Non siamo nati per nuotare

1 Agosto 2024

Noi umani non siamo nati per nuotare. Per quanto nel nostro albero genealogico – “l’albero della cuginanza”, come lo chiamano alcuni studiosi – vi sia probabilmente un pesce, il Tiktaalik, che centinaia di milioni di anni fa abbandonò per ragioni sconosciute l’acqua, noi non siamo dei nuotatori. Dobbiamo imparare per immergerci in oceani, mari, laghi, fiumi, ruscelli e stagni. Sebbene sentiamo un’attrazione per l’acqua – non tutti, perché c’è chi anche la teme –, il nuoto è una tecnica che siamo costretti ad acquisire. Secondo una definizione si tratta di “uno stato perenne di non-annegamento”, mentre per l’Oxford English Dictionary il nuoto è “una propulsione del corpo attraverso l’acqua, grazie all’uso degli arti e alla posizione di galleggiamento in superficie”.

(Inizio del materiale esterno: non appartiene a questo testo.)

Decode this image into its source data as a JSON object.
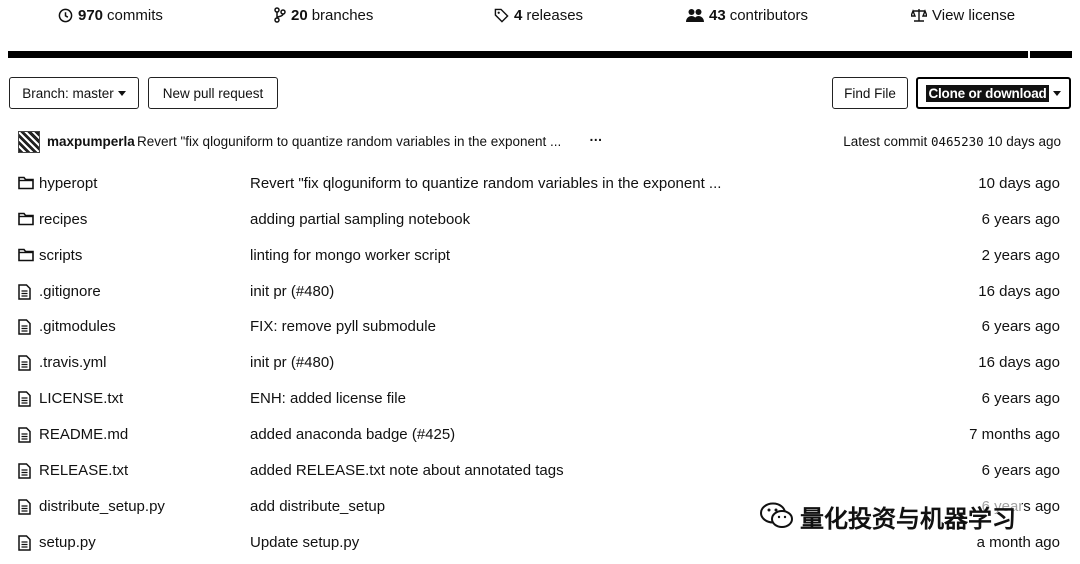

Annegare significa morire per immersione, o inabissamento, in acqua, per inalazione del liquido, cosa che può avvenire con facilità, se è vero che, secondo l’Organizzazione Mondiale della Sanità, ogni anno muoiono annegate 372.000 persone. Del resto solo nel 1878 la Royal Navy rese obbligatorio per i marinai saper nuotare. L’eroe del nuoto, cui Charles Sprawson dedica pagine affascinanti nel suo classico, L’ombra del massaggiatore nero, libro capitale sul nuoto, è George Gordon, conosciuto come Lord Byron, così come il più commuovente dei nuotatori è senza dubbio Percy Bysshe Shelley; in qualche punto del golfo della Spezia, dove Shelley è annegato, c’è un cippo dedicato invece a Byron: “il famoso nuotatore e poeta inglese”. Prima di Georg Gordon nessuno aveva descritto “l’elettrizzante sensazione del nuoto”.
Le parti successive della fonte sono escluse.